What Is Diffusion Policy?

Diffusion policy, introduced by Chi et al. at Columbia University in 2023, applies the score-matching framework from image generation diffusion models (DDPM, DDIM) to robot action prediction. Instead of predicting a single next action or a short action sequence from an observation, the policy learns to iteratively denoise a random action trajectory into a coherent, high-quality motion plan. The result is an action policy that is, in practice, significantly better at handling the multimodal nature of human demonstration data than classical behavioral cloning.

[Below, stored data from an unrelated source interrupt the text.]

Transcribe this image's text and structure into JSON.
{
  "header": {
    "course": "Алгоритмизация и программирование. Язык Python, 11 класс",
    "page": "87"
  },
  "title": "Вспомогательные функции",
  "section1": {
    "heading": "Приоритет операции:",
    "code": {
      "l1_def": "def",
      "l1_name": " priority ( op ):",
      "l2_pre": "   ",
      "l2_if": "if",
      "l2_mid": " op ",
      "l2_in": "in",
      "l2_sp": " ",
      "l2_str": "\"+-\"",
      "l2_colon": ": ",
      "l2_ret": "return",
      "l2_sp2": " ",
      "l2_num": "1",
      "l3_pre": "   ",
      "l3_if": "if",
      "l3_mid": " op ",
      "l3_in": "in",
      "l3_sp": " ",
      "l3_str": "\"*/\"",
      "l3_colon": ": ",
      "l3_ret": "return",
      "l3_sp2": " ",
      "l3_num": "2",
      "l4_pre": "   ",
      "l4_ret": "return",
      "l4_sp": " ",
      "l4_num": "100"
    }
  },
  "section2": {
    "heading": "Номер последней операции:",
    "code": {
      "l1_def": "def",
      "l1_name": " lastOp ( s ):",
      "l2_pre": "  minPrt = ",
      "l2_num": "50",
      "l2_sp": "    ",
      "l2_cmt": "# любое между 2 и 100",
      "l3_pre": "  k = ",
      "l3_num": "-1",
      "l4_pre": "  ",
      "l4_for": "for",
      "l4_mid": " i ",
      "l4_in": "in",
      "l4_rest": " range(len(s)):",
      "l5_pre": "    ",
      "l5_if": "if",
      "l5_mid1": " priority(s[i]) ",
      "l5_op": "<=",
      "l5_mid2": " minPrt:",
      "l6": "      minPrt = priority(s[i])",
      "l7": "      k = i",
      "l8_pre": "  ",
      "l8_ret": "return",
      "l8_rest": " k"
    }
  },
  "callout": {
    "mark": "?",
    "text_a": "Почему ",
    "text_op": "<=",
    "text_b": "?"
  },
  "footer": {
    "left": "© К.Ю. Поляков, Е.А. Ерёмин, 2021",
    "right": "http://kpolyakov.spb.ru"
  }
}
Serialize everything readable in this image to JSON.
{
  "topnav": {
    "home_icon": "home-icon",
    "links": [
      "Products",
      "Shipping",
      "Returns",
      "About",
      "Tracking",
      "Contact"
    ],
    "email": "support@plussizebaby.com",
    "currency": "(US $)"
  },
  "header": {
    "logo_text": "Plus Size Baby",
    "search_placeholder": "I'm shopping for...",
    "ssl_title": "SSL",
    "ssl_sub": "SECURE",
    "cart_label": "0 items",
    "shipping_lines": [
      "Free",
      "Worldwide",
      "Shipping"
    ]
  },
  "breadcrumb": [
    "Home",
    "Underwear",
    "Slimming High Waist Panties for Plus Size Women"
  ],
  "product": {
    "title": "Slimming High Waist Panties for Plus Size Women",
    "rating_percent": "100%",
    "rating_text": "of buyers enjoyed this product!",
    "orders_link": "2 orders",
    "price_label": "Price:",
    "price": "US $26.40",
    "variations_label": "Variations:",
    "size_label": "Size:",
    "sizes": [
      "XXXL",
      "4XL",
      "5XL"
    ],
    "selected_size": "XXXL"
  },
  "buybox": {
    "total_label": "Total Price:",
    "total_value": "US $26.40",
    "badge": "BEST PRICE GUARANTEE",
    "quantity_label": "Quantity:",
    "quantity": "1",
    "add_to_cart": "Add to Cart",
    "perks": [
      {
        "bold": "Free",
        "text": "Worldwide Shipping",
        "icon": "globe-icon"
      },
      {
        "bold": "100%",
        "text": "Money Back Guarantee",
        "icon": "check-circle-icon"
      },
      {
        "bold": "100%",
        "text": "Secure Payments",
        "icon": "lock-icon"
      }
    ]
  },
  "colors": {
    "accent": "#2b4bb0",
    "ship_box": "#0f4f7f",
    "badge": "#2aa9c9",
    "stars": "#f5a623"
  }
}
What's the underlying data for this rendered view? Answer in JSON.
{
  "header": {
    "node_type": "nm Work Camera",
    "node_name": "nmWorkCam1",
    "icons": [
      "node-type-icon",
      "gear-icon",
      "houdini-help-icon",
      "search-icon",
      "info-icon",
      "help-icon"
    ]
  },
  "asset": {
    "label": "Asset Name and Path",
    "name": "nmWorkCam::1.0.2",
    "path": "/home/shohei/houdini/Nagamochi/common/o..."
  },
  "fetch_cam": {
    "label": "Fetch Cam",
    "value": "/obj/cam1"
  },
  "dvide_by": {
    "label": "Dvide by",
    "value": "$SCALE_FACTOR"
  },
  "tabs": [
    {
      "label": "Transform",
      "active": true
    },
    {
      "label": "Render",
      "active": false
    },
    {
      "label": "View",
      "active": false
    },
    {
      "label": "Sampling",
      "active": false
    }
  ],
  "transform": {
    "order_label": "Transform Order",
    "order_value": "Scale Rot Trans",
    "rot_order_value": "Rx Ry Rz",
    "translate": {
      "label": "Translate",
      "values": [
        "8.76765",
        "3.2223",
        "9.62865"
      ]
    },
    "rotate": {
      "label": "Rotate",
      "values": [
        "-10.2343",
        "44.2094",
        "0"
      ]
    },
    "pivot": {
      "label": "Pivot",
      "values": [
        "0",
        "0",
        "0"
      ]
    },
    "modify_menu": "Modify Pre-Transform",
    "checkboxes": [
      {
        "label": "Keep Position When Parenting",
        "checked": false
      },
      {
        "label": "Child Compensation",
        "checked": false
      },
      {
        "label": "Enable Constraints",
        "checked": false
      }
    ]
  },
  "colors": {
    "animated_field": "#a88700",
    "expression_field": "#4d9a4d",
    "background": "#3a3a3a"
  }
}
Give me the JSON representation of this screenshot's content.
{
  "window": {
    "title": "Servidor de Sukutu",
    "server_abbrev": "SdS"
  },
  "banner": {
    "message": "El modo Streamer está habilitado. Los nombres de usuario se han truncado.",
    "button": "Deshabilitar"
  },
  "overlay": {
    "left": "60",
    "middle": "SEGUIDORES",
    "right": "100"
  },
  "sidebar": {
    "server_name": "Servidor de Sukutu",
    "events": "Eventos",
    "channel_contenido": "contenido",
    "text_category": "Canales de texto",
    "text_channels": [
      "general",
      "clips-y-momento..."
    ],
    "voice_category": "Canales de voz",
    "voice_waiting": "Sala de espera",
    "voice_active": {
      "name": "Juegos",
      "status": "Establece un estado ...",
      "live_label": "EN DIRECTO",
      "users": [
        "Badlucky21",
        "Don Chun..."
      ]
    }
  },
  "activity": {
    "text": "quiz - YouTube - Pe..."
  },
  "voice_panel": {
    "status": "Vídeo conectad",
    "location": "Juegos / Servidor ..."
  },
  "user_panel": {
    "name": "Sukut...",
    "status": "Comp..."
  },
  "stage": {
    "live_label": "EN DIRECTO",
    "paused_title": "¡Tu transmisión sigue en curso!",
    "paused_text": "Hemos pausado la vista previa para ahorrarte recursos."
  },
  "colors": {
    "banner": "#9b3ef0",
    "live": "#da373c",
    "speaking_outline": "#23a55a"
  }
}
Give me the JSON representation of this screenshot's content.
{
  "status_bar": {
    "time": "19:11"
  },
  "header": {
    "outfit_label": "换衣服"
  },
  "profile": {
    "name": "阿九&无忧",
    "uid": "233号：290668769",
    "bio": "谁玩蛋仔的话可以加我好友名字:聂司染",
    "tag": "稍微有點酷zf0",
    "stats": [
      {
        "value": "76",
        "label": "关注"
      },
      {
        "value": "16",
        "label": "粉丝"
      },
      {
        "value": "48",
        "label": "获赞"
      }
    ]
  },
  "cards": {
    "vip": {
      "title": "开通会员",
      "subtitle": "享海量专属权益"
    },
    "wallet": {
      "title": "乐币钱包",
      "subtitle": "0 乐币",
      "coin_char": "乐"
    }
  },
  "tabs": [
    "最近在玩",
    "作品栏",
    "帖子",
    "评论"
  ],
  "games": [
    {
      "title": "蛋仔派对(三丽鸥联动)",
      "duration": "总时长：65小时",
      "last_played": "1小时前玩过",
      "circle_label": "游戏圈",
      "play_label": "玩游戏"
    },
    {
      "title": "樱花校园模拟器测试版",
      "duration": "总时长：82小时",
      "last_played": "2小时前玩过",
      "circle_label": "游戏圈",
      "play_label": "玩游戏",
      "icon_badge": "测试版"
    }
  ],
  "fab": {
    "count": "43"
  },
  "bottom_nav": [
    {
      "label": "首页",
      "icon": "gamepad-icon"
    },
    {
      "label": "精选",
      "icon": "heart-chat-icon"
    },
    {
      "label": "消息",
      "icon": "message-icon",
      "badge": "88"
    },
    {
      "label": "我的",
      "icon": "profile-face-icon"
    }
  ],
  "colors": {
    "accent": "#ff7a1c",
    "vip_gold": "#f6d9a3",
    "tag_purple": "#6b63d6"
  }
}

The core insight is simple: when you collect robot demonstrations from human operators, different operators often complete the same task in qualitatively different ways — they might approach an object from the left side or the right, push before pulling, or grip from the top versus the side. These are all valid, task-completing behaviors. A standard behavioral cloning model trained with mean squared error will average across these modes and produce an action that is "in between" two valid behaviors — which is typically invalid itself. Diffusion policy, because it models the full conditional distribution of actions given observations, can represent and sample from each mode independently.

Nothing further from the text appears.